Der Leiter des Braunschweiger Schlaflabors, Jörn Schroeder-Richter, sitzt vor einem Bildschirm mit Daten zu Atmung, Kreislauf und Hirnströmen eines Patienten. © BestPixels.de | Guenter Poley

Am Braunschweiger Klinikum kümmert sich dann Jörn Schroeder-Richter, Facharzt für Innere Medizin, Pneumologie und Schlafmedizin, um sie. Er ist einer der Experten, die am Dienstag bei „Logo – Wissenschaft aus Braunschweig“, eine Veranstaltung unserer Zeitung mit NDR Info, über das Thema „Wenn die Nacht zur Qual wird – Volkskrankheit Schlafstörung“ diskutieren.

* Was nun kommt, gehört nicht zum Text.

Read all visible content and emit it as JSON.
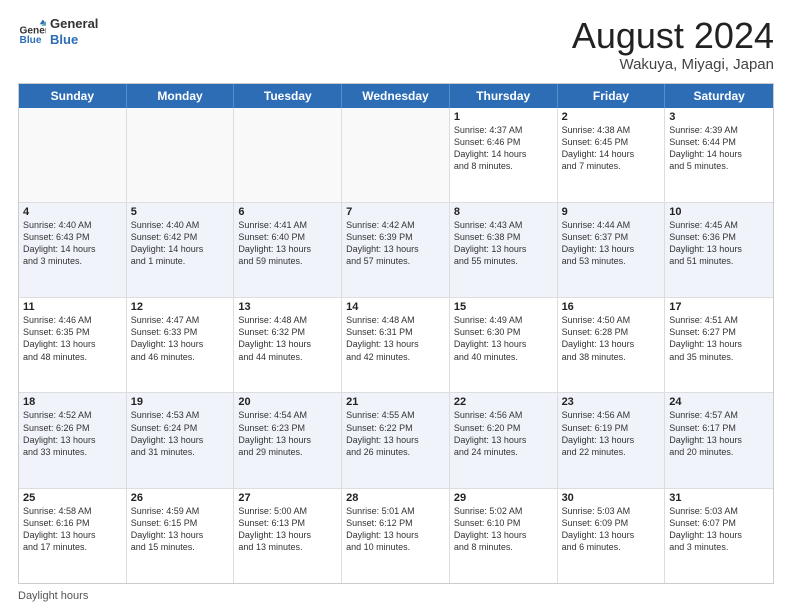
{
  "header": {
    "logo_line1": "General",
    "logo_line2": "Blue",
    "title": "August 2024",
    "subtitle": "Wakuya, Miyagi, Japan"
  },
  "days_of_week": [
    "Sunday",
    "Monday",
    "Tuesday",
    "Wednesday",
    "Thursday",
    "Friday",
    "Saturday"
  ],
  "weeks": [
    [
      {
        "day": "",
        "info": ""
      },
      {
        "day": "",
        "info": ""
      },
      {
        "day": "",
        "info": ""
      },
      {
        "day": "",
        "info": ""
      },
      {
        "day": "1",
        "info": "Sunrise: 4:37 AM\nSunset: 6:46 PM\nDaylight: 14 hours\nand 8 minutes."
      },
      {
        "day": "2",
        "info": "Sunrise: 4:38 AM\nSunset: 6:45 PM\nDaylight: 14 hours\nand 7 minutes."
      },
      {
        "day": "3",
        "info": "Sunrise: 4:39 AM\nSunset: 6:44 PM\nDaylight: 14 hours\nand 5 minutes."
      }
    ],
    [
      {
        "day": "4",
        "info": "Sunrise: 4:40 AM\nSunset: 6:43 PM\nDaylight: 14 hours\nand 3 minutes."
      },
      {
        "day": "5",
        "info": "Sunrise: 4:40 AM\nSunset: 6:42 PM\nDaylight: 14 hours\nand 1 minute."
      },
      {
        "day": "6",
        "info": "Sunrise: 4:41 AM\nSunset: 6:40 PM\nDaylight: 13 hours\nand 59 minutes."
      },
      {
        "day": "7",
        "info": "Sunrise: 4:42 AM\nSunset: 6:39 PM\nDaylight: 13 hours\nand 57 minutes."
      },
      {
        "day": "8",
        "info": "Sunrise: 4:43 AM\nSunset: 6:38 PM\nDaylight: 13 hours\nand 55 minutes."
      },
      {
        "day": "9",
        "info": "Sunrise: 4:44 AM\nSunset: 6:37 PM\nDaylight: 13 hours\nand 53 minutes."
      },
      {
        "day": "10",
        "info": "Sunrise: 4:45 AM\nSunset: 6:36 PM\nDaylight: 13 hours\nand 51 minutes."
      }
    ],
    [
      {
        "day": "11",
        "info": "Sunrise: 4:46 AM\nSunset: 6:35 PM\nDaylight: 13 hours\nand 48 minutes."
      },
      {
        "day": "12",
        "info": "Sunrise: 4:47 AM\nSunset: 6:33 PM\nDaylight: 13 hours\nand 46 minutes."
      },
      {
        "day": "13",
        "info": "Sunrise: 4:48 AM\nSunset: 6:32 PM\nDaylight: 13 hours\nand 44 minutes."
      },
      {
        "day": "14",
        "info": "Sunrise: 4:48 AM\nSunset: 6:31 PM\nDaylight: 13 hours\nand 42 minutes."
      },
      {
        "day": "15",
        "info": "Sunrise: 4:49 AM\nSunset: 6:30 PM\nDaylight: 13 hours\nand 40 minutes."
      },
      {
        "day": "16",
        "info": "Sunrise: 4:50 AM\nSunset: 6:28 PM\nDaylight: 13 hours\nand 38 minutes."
      },
      {
        "day": "17",
        "info": "Sunrise: 4:51 AM\nSunset: 6:27 PM\nDaylight: 13 hours\nand 35 minutes."
      }
    ],
    [
      {
        "day": "18",
        "info": "Sunrise: 4:52 AM\nSunset: 6:26 PM\nDaylight: 13 hours\nand 33 minutes."
      },
      {
        "day": "19",
        "info": "Sunrise: 4:53 AM\nSunset: 6:24 PM\nDaylight: 13 hours\nand 31 minutes."
      },
      {
        "day": "20",
        "info": "Sunrise: 4:54 AM\nSunset: 6:23 PM\nDaylight: 13 hours\nand 29 minutes."
      },
      {
        "day": "21",
        "info": "Sunrise: 4:55 AM\nSunset: 6:22 PM\nDaylight: 13 hours\nand 26 minutes."
      },
      {
        "day": "22",
        "info": "Sunrise: 4:56 AM\nSunset: 6:20 PM\nDaylight: 13 hours\nand 24 minutes."
      },
      {
        "day": "23",
        "info": "Sunrise: 4:56 AM\nSunset: 6:19 PM\nDaylight: 13 hours\nand 22 minutes."
      },
      {
        "day": "24",
        "info": "Sunrise: 4:57 AM\nSunset: 6:17 PM\nDaylight: 13 hours\nand 20 minutes."
      }
    ],
    [
      {
        "day": "25",
        "info": "Sunrise: 4:58 AM\nSunset: 6:16 PM\nDaylight: 13 hours\nand 17 minutes."
      },
      {
        "day": "26",
        "info": "Sunrise: 4:59 AM\nSunset: 6:15 PM\nDaylight: 13 hours\nand 15 minutes."
      },
      {
        "day": "27",
        "info": "Sunrise: 5:00 AM\nSunset: 6:13 PM\nDaylight: 13 hours\nand 13 minutes."
      },
      {
        "day": "28",
        "info": "Sunrise: 5:01 AM\nSunset: 6:12 PM\nDaylight: 13 hours\nand 10 minutes."
      },
      {
        "day": "29",
        "info": "Sunrise: 5:02 AM\nSunset: 6:10 PM\nDaylight: 13 hours\nand 8 minutes."
      },
      {
        "day": "30",
        "info": "Sunrise: 5:03 AM\nSunset: 6:09 PM\nDaylight: 13 hours\nand 6 minutes."
      },
      {
        "day": "31",
        "info": "Sunrise: 5:03 AM\nSunset: 6:07 PM\nDaylight: 13 hours\nand 3 minutes."
      }
    ]
  ],
  "footer": "Daylight hours",
  "accent_color": "#2d6db5"
}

Mit Schroeder-Richter sprach Jens Gräber.

Welche Daten werden im Schlaflabor eigentlich von den Patienten aufgezeichnet und wofür brauchen Sie die?

Unser Schlaflabor ist spezialisiert auf Patienten mit schlafbezogenen Atmungsstörungen. Das umfasst 40 bis 50 Prozent aller Patienten, die wegen Schlafproblemen medizinische Hilfe in Anspruch nehmen. Was wir hier messen, ist speziell auf Atmungsprobleme im Schlaf abgestimmt. Viel wichtiger ist aber, dass man sich mit den Patienten unterhält und herausfindet, was sie eigentlich für ein Problem haben. Und man muss klären, ob das, was wir ihnen anbieten, dann auch wirklich hilft.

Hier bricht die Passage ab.